3 min read

Partners accepting Sage’s

One year after the initial announcement, most partners have accepted the logic behind Sage's decision to focus on the company brand, rather than individual products

NASHVILLE, TENN. – At Sage North America‘s last Summit conference, the business software vendor’s plan to drop iconic product brands such as Accpac and instead focus on promoting the Sage brand caught many partners off guard, but one year later most partners seem to have accepted the logic of the move while the rest have accepted its inevitability.

In his opening keynote to partners at this year’s Summit, Sage CEO Pascal Houilon addressed the strident partner response to the rebranding head-on, making clear it was a necessary strategic shift for Sage and its partners to be able to grow and compete and go to market as one company that’s more than its individual parts. And it’s a shift Sage is committed to.

“Last year some of you didn’t react to well to what I said. You probably thought I’d lit a few to many fires and was … a pyromaniac,” quipped Houilon. “Well, where I live in California fire is required for growth. Without it, everything dies. With it, a whole new ecosystem can grow.”

Houilon said many partners told him Sage wasn’t respecting the long-term relationship and investment they’d made in different product brands and that he was too quick to light the match on change. While he stressed he loves Sage’s partners, sometimes tough love is called for.

“Sometimes you have to be blunt with those you love so you’re prepared to face challenges. At Sage, we do love you and we’ll only succeed in the future with you,” said Houilon. “But I’m not the one lighting the matches. Our customers in the world around us are. The business and technology world is changing and we can’t go back.”

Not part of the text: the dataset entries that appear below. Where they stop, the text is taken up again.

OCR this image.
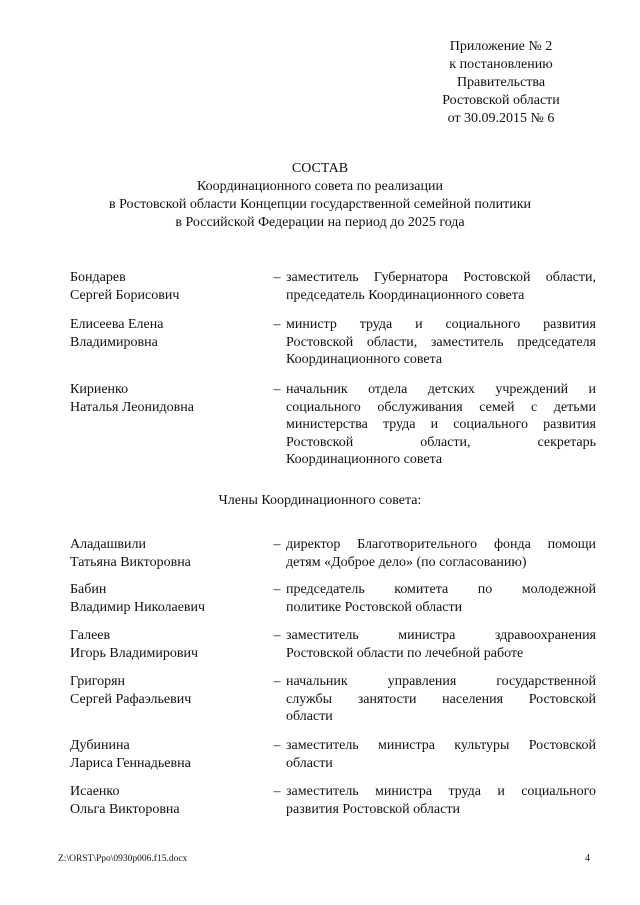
Приложение № 2
к постановлению
Правительства
Ростовской области
от 30.09.2015 № 6
СОСТАВ
Координационного совета по реализации
в Ростовской области Концепции государственной семейной политики
в Российской Федерации на период до 2025 года
Бондарев
Сергей Борисович
– заместитель Губернатора Ростовской области,
председатель Координационного совета
Елисеева Елена
Владимировна
– министр труда и социального развития
Ростовской области, заместитель председателя
Координационного совета
Кириенко
Наталья Леонидовна
– начальник отдела детских учреждений и
социального обслуживания семей с детьми
министерства труда и социального развития
Ростовской области, секретарь
Координационного совета
Члены Координационного совета:
Аладашвили
Татьяна Викторовна
– директор Благотворительного фонда помощи
детям «Доброе дело» (по согласованию)
Бабин
Владимир Николаевич
– председатель комитета по молодежной
политике Ростовской области
Галеев
Игорь Владимирович
– заместитель министра здравоохранения
Ростовской области по лечебной работе
Григорян
Сергей Рафаэльевич
– начальник управления государственной
службы занятости населения Ростовской
области
Дубинина
Лариса Геннадьевна
– заместитель министра культуры Ростовской
области
Исаенко
Ольга Викторовна
– заместитель министра труда и социального
развития Ростовской области
Z:\ORST\Ppo\0930p006.f15.docx	4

Complaining that Sage was too siloed by product before; with the rebranding, a hybrid cloud strategy and a strategy to focus investment and development around certain key product areas, Houilon said the goal is to create a common Sage experience for partners and customers with logical progression paths and the opportunity to offer complementary solutions and services.

(CDN goes one-on-one with Sage North America chief Tom Miller for more on the rebranding’s progress and Sage’s cloud strategy)

Customers have generally been reacting well to the change, and partners have been supported with communications material and messaging said Connie Certusi, executive vice-president for Sage small business solutions, who has already overseen the change from Peachtree and Simply Accounting to Sage 50.

“I was amazed. I would have been scared to death of this a few years back, and maybe was still a little nervous, but it went incredibly smoothly,” said Certusi. “Some customers struggled, while some said it was about time, but I think from a customer perspective it was almost a non-event. We’re investing more in marketing the Sage brand now, and that will help all Sage solutions.”

Sage had to take action to change its perception in the market as a holding group for a collection of products rather than one company with an integrated portfolio and strategy said Darren Bibby, program vice-president for software channels and alliances research with IDC Corp. The branding is an important first step.

“I think in time there will be more things to back that up, such as common services around all products as the Sage value-add, a common user interface, and getting rid of some of the products to focus on a few,” said Bibby. “It’s starting to feel more like a (single) company.”

Most of the Sage partners that CDN spoke with have accepted the logic of Sage’s strategy, and some even agree it was probably an overdue move for the vendor to make.

The decision to rebrand is a move that Sage should have made earlier said Imran Syed, marketing manager with BAASS Business Solutions, a long-time Sage partner based in Thornhill, Ont. that offers a number of different Sage products. He likes the move because it helps partners go to market with one consistent message.

“We’re focused on solution selling instead of selling products, and while we may sell (Sage ERP) X3 we’ve always catered to customer needs,” said Syed.

The rebranding and new marketing focus around the overall Sage brand helps partners that don’t want to push a particular product, but rather want to offer solutions and build long-term relationships with customers where their business can grow with the partner and with Sage, added BAASS president Joseph Arnone.

Still, with Sage just beginning to build its brand it will take time for partners to get their foot in the door. George Braun, president of Markham, Ont.-based TGO Consulting, is a Microsoft Dynamics partner that started working with Sage ERP X3 about one year ago. He agrees with the logic of the switch, although he acknowledges it will be a little tougher for a longer-term Sage partner to manage than it is for a relative Sage newbie like him. Still, he said Sage’s lack of name recognition is an early hurdle with new prospects.

“We have to do a bit of a sales job, as I don’t think people realize Sage is as big as they are,” said Braun. “Once they get past that it’s fine. Once they understand the size and the company behind it it’s not an issue.”